Assign case: ~7 s manually; ~2.3 s for auto-assign; mass assign ~1.03 s per case.

Send email from timeline: perceived delay tied to database write + Exchange sync; no abnormal app regression observed.

Merge two cases: 3.6–5.1 s (empty) and ~14 s (with emails), as expected given content.

Timeline load after open: ~2.3 s on average; scales with activity volume.
Overall, no abnormal spikes in these reproduced scenarios; outliers could likely reflect local conditions like type of device, browser, VPN, site, etc.

our recommendations

1) Treat the tail. Track and act on p95/p99, especially site-segmented latency, rather than just medians. Use Telemetry Insights/App Insights to identify high-latency users, then validate with traceroute/client diagnostics and A/B tests (office vs. remote).

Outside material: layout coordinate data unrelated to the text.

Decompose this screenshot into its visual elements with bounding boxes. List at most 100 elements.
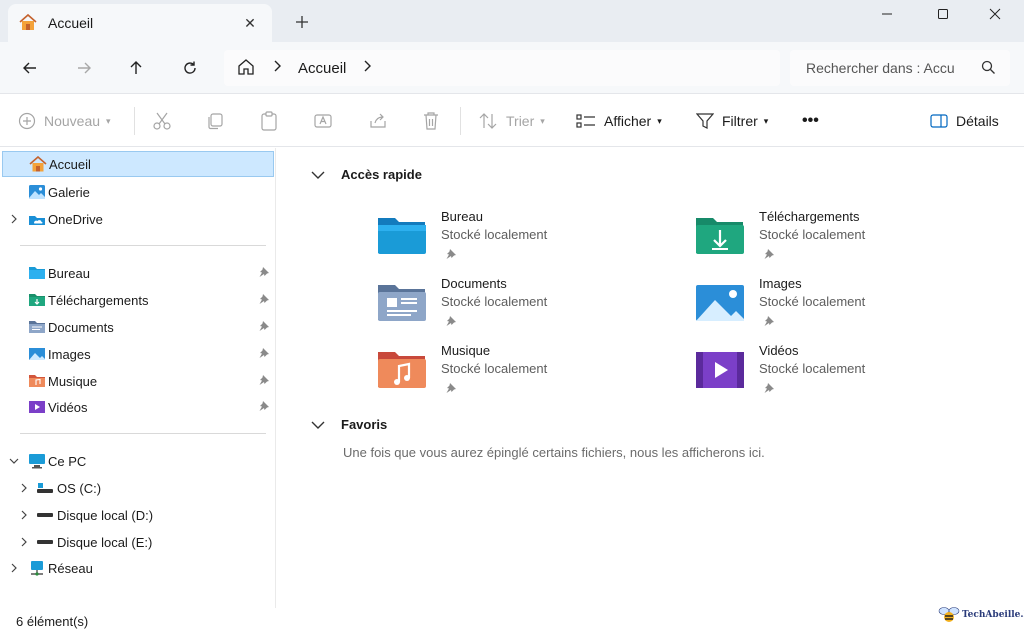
delete-button[interactable] bbox=[422, 107, 440, 135]
copy-button[interactable] bbox=[206, 107, 224, 135]
search-input[interactable] bbox=[806, 60, 966, 76]
more-icon: ••• bbox=[802, 112, 819, 129]
sidebar-item-reseau[interactable]: Réseau bbox=[2, 555, 274, 581]
sidebar-item-documents[interactable]: Documents bbox=[2, 314, 274, 340]
home-icon[interactable] bbox=[236, 57, 256, 80]
sidebar-item-ce-pc[interactable]: Ce PC bbox=[2, 448, 274, 474]
up-button[interactable] bbox=[122, 54, 150, 82]
sort-button[interactable]: Trier ▾ bbox=[478, 107, 545, 135]
music-folder-icon bbox=[28, 373, 46, 389]
sidebar-item-label: Galerie bbox=[48, 184, 90, 200]
chevron-right-icon[interactable] bbox=[362, 59, 372, 77]
maximize-button[interactable] bbox=[920, 0, 966, 28]
chevron-right-icon[interactable] bbox=[18, 510, 30, 520]
documents-folder-icon bbox=[28, 319, 46, 335]
quick-access-item-bureau[interactable]: Bureau Stocké localement bbox=[377, 209, 677, 269]
more-options-button[interactable]: ••• bbox=[802, 107, 819, 135]
refresh-button[interactable] bbox=[176, 54, 204, 82]
filter-button[interactable]: Filtrer ▾ bbox=[696, 107, 768, 135]
quick-access-item-documents[interactable]: Documents Stocké localement bbox=[377, 276, 677, 336]
scissors-icon bbox=[153, 112, 171, 130]
pictures-folder-icon bbox=[696, 285, 744, 321]
chevron-right-icon[interactable] bbox=[272, 59, 282, 77]
pin-icon[interactable] bbox=[258, 293, 270, 308]
navigation-pane: Accueil Galerie OneDrive Bureau Téléchar… bbox=[0, 148, 276, 608]
sidebar-item-videos[interactable]: Vidéos bbox=[2, 394, 274, 420]
videos-folder-icon bbox=[696, 352, 744, 388]
quick-access-header[interactable]: Accès rapide bbox=[311, 167, 422, 182]
item-name: Images bbox=[759, 276, 802, 291]
system-drive-icon bbox=[36, 480, 54, 496]
music-folder-icon bbox=[378, 352, 426, 388]
new-tab-button[interactable] bbox=[290, 10, 314, 34]
quick-access-item-musique[interactable]: Musique Stocké localement bbox=[377, 343, 677, 403]
tab-title: Accueil bbox=[48, 15, 94, 31]
pin-icon[interactable] bbox=[258, 320, 270, 335]
search-box[interactable] bbox=[790, 50, 1010, 86]
chevron-right-icon[interactable] bbox=[18, 483, 30, 493]
search-icon[interactable] bbox=[981, 60, 996, 78]
favorites-header[interactable]: Favoris bbox=[311, 417, 387, 432]
close-tab-icon[interactable]: ✕ bbox=[240, 13, 260, 33]
chevron-right-icon[interactable] bbox=[8, 563, 20, 573]
item-name: Documents bbox=[441, 276, 507, 291]
chevron-right-icon[interactable] bbox=[8, 214, 20, 224]
minimize-icon bbox=[882, 13, 892, 15]
drive-icon bbox=[36, 507, 54, 523]
forward-button[interactable] bbox=[70, 54, 98, 82]
arrow-up-icon bbox=[130, 61, 142, 74]
item-location: Stocké localement bbox=[441, 361, 548, 376]
new-button[interactable]: Nouveau ▾ bbox=[18, 107, 111, 135]
pin-icon[interactable] bbox=[258, 266, 270, 281]
item-location: Stocké localement bbox=[759, 227, 866, 242]
sidebar-item-bureau[interactable]: Bureau bbox=[2, 260, 274, 286]
view-button[interactable]: Afficher ▾ bbox=[576, 107, 662, 135]
minimize-button[interactable] bbox=[864, 0, 910, 28]
command-bar: Nouveau ▾ Trier ▾ Afficher ▾ Filtrer ▾ •… bbox=[0, 95, 1024, 147]
sidebar-item-telechargements[interactable]: Téléchargements bbox=[2, 287, 274, 313]
close-window-button[interactable] bbox=[972, 0, 1018, 28]
quick-access-item-telechargements[interactable]: Téléchargements Stocké localement bbox=[695, 209, 995, 269]
quick-access-item-videos[interactable]: Vidéos Stocké localement bbox=[695, 343, 995, 403]
details-button[interactable]: Détails bbox=[930, 107, 999, 135]
chevron-down-icon[interactable] bbox=[8, 457, 20, 465]
sidebar-item-drive-c[interactable]: OS (C:) bbox=[2, 475, 274, 501]
pin-icon[interactable] bbox=[258, 374, 270, 389]
share-icon bbox=[370, 113, 386, 128]
sidebar-item-accueil[interactable]: Accueil bbox=[2, 151, 274, 177]
desktop-folder-icon bbox=[28, 265, 46, 281]
rename-button[interactable] bbox=[313, 107, 333, 135]
pin-icon bbox=[763, 315, 775, 330]
watermark-logo: TechAbeille.FR bbox=[938, 606, 1024, 624]
share-button[interactable] bbox=[368, 107, 388, 135]
sidebar-item-galerie[interactable]: Galerie bbox=[2, 179, 274, 205]
chevron-down-icon bbox=[311, 171, 325, 179]
sidebar-item-musique[interactable]: Musique bbox=[2, 368, 274, 394]
sidebar-item-onedrive[interactable]: OneDrive bbox=[2, 206, 274, 232]
cut-button[interactable] bbox=[152, 107, 172, 135]
toolbar-divider bbox=[134, 107, 135, 135]
item-count: 6 élément(s) bbox=[16, 614, 89, 629]
sidebar-item-drive-e[interactable]: Disque local (E:) bbox=[2, 529, 274, 555]
chevron-down-icon: ▾ bbox=[763, 115, 769, 126]
sidebar-item-label: Images bbox=[48, 346, 91, 362]
sidebar-item-images[interactable]: Images bbox=[2, 341, 274, 367]
quick-access-title: Accès rapide bbox=[341, 167, 422, 182]
rename-icon bbox=[314, 114, 332, 128]
pin-icon bbox=[445, 382, 457, 397]
sidebar-item-label: Réseau bbox=[48, 560, 93, 576]
back-button[interactable] bbox=[16, 54, 44, 82]
address-bar[interactable]: Accueil bbox=[224, 50, 780, 86]
sidebar-item-drive-d[interactable]: Disque local (D:) bbox=[2, 502, 274, 528]
chevron-right-icon[interactable] bbox=[18, 537, 30, 547]
pin-icon[interactable] bbox=[258, 400, 270, 415]
plus-circle-icon bbox=[18, 112, 36, 130]
breadcrumb-accueil[interactable]: Accueil bbox=[298, 60, 346, 77]
network-icon bbox=[28, 560, 46, 576]
close-icon bbox=[989, 8, 1001, 20]
pin-icon[interactable] bbox=[258, 347, 270, 362]
tab-accueil[interactable]: Accueil ✕ bbox=[8, 4, 272, 42]
sidebar-item-label: Disque local (E:) bbox=[57, 534, 153, 550]
paste-button[interactable] bbox=[260, 107, 278, 135]
quick-access-item-images[interactable]: Images Stocké localement bbox=[695, 276, 995, 336]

2) Tighten assignment design. Observe live in the voice channel to confirm whether declines are manual vs. implicit timeouts; review presence changes; right-size skills/language filters; verify capacity using Omnichannel capacity profiles (not legacy device-based fields).

3) Tune forms before code. Compare incident vs. conversation form performance by department; reduce on-load JS, defer heavy subgrids/attachments to tabs, optimize lookups/Quick Views, and review plug-ins/legacy workflows for synchronous hotspots.

4) Measure the journey end-to-end. Keep scenario dashboards for assign, send & close, merge, and timeline hydration; tag changes (deployments/routing/IVR) to correlate regressions; separate conversation vs. incident loads in reporting. Use Fiddler/TTFB tests when VPN is involved.

5) Blend tech data with human feedback. Run a four-week follow-up where agent feedback (and a short caller survey) is captured alongside telemetry; make feedback effortless with automatic timestamps/IDs in reports.

6) Mind the platform factors. Review batch schedules, datacenter placement constraints, and ACS global distribution effects; where feasible, reschedule heavy jobs and revisit form/business-rule scope to limit load on the critical path.

Bottom line: users were right about slowness in key moments, especially case loads and uneven conversation setup, but the biggest wins will come from reducing tail latency, easing over-strict assignment rules and trimming form load paths, with continuous measurement to lock in gains.

The observability model used

What we tried to keep in mind when conducting this analysis was to think of the contact center as four observable layers. When something’s slow or crackly, decide which layer to test first and then move outward.

1. Agent app & workflows (D365 Copilot Service Workspace): page and form loads, timeline hydration, tab switches, assignment/orchestration steps, plug-ins, and client extensions.

2. Conversation orchestration: call/chat allocation, queue transfer, IVR/Copilot Studio prompts, bot handoffs.

3. Media & network: client device/OS/browser, Wi-Fi vs. wired, VPN, LAN/WAN, SBCs, carrier peering, codec policy, packet loss/jitter/latency.

4. Upstream/downstream services: Exchange sync, ACS/Telephony, Twilio, knowledge/citations, data APIs (read-only order context, etc.).

Your monitoring should tag events and timings by these layers so you can localize a slowdown (e.g., “tab change in case form >10s” vs. “call connect time >8s” vs. “p95 network latency spike”). In our recent assessment, we saw long case-form loads and inconsistent conversation timings confirmed by both user reports and telemetry; clear signals to inspect layer 1 and 2 first. This also set the scope for our analysis.

Quick wins we shipped

Timeline & form tuning: paginate timeline; trim heavy controls on case forms; move non-critical lookups off the critical path. Agents reported faster case work immediately.

Queue/assignment hygiene: relax overly strict skill rules (e.g., language) or provide a fallback profile to avoid repeated assignment failures.

Network tail hunt: isolate office vs. remote; flag sites with p95 latency >200 ms; work with ISP/network team on QoS for real-time media; validate ports and packet prioritization; consider carrier peering improvements.

Change tagging: annotate app releases and routing changes to stop “mystery regressions” and speed up root cause analysis.

Agent guidance: publish a one-pager: supported browsers, tab discipline, restart cadence, wired preference, and how to report repro steps with timestamps.